In article l7ctu0...@neuro.usc.edu, mer...@neuro.usc.edu (merlin) writes:
>It looks like the floating point processor is used for simple floating
>point operations (+, -, /, *) but not for higher functions -- these go
>to /usr/src/lib/libm/ieee/support.c where they get emulated (ie _sqrt)
>very slowly.  Perhaps someone has a redistributable i386 library which
>could be plugged in place of the default 4.3BSD mathematics library.
>
>This is likely why BRLCAD 4.0 runs correctly but very slowly at the
>present time.  Any help or suggestions which would fix this problem
>would be very much appreciated.  
>
>Does gcc 2.2 actually use 80387 inline code for transcedental functions?

No. I just looked :-(.  (Unless it is very well hidden).

It could probably be made to though.  There appears to be some support for
inlining transcendental functions for the Moto 68881.

	Chris Flatters
	cfla...@nrao.edu

Path: sparky!uunet!mcsun!news.funet.fi!hydra!klaava!torvalds
From: torv...@klaava.Helsinki.FI (Linus Benedict Torvalds)
Newsgroups: comp.unix.bsd
Subject: Re: 386BSD-0.1/BRLCAD4.0 benchmark -- poor floa
Message-ID: <1992Jul29.222708.4315@klaava.Helsinki.FI>
Date: 29 Jul 92 22:27:08 GMT
References: <l7ctu0INN880@neuro.usc.edu> <1992Jul29.152914.2508@nrao.edu>
Organization: University of Helsinki
Lines: 31

In article <1992Jul29....@nrao.edu> cfla...@nrao.edu writes:
>In article l7ctu0...@neuro.usc.edu, mer...@neuro.usc.edu (merlin) writes:
>>
>>Does gcc 2.2 actually use 80387 inline code for transcedental functions?
>
>No. I just looked :-(.  (Unless it is very well hidden).
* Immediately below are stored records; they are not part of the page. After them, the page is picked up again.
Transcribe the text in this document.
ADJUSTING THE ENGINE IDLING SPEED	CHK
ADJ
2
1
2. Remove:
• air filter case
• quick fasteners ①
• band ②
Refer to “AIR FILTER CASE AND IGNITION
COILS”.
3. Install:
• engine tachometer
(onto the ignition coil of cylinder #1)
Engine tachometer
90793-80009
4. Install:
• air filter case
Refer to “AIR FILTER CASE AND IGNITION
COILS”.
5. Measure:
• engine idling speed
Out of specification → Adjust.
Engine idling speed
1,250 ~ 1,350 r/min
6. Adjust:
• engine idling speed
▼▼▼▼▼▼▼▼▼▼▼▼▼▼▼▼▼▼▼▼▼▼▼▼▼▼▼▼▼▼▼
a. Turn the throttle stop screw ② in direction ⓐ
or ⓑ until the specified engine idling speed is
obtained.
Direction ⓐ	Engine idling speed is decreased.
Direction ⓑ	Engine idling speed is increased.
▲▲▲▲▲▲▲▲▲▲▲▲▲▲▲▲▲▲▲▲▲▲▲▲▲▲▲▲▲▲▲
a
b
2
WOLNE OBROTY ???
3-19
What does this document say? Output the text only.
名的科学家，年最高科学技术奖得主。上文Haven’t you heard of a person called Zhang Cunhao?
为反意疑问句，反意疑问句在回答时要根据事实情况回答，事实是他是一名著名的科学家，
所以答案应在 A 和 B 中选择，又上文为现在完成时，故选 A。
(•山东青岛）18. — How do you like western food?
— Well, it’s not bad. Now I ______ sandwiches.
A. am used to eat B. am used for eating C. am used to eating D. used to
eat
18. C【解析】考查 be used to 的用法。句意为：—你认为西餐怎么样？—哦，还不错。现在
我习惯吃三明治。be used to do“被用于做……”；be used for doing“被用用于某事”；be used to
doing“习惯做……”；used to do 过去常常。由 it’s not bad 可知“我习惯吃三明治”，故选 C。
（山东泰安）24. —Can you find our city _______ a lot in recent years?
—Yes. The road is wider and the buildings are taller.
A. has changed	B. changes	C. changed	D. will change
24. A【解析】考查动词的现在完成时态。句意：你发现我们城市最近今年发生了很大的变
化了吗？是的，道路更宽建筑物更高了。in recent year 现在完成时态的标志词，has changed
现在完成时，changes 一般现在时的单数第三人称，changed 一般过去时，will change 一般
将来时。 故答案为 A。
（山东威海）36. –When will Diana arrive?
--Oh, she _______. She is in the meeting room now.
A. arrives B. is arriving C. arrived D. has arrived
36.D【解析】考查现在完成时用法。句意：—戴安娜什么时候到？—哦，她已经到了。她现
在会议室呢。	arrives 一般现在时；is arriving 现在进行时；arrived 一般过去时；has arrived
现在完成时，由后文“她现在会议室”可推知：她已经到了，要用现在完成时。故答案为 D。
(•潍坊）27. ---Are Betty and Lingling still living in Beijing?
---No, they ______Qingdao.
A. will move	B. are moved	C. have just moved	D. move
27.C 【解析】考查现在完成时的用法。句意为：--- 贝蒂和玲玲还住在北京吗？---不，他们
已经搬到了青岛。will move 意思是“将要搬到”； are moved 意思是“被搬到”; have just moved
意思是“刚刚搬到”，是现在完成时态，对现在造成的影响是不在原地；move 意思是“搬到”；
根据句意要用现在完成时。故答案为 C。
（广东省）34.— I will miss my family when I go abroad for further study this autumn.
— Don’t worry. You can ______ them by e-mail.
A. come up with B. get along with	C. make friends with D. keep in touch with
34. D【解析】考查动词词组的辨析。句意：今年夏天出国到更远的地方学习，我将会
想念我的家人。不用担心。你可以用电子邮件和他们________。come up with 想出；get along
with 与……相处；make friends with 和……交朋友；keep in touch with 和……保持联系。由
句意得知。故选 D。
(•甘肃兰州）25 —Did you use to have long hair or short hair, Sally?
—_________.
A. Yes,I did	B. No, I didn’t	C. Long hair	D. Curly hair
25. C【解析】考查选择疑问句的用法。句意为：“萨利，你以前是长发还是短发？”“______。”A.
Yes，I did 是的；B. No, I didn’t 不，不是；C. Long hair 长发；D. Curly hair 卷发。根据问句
gcc-2.2.2 only uses the basic math + fsqrt (fsqrt is new to gcc-2.x). 
The basic math is handled pretty well, though: much better than with
earlier versions.  gcc-2 knows about the fpu stack, resulting in fpu
code that looks almost hand-optimized (at least sometimes).  gcc-1.40
isn't very good at handling the 387 stack (it seems to use mostly
ready-made templates). 

>It could probably be made to though.  There appears to be some support for
>inlining transcendental functions for the Moto 68881.

I don't think inlining is as easy on the 387 as it's on a 68881: the 387
transcendental functions have enough special cases (argument limitations
etc) that it's probably easier to do it in a dedicated function.  But
those functions should certainly use the 387 instructions instead of
using series arithmetic or whatever portable C code the current 386bsd
libraries seem to use. 

The linux libraries might be useful: linux has two different math
libraries, one for soft-float (ie using only the normal arithmetic
functions that are emulated), and one for hard-float.  With shared
libraries (under linux), the same binary can use either, but under
386bsd you'd have to decide at link-time which to use. 

		Linus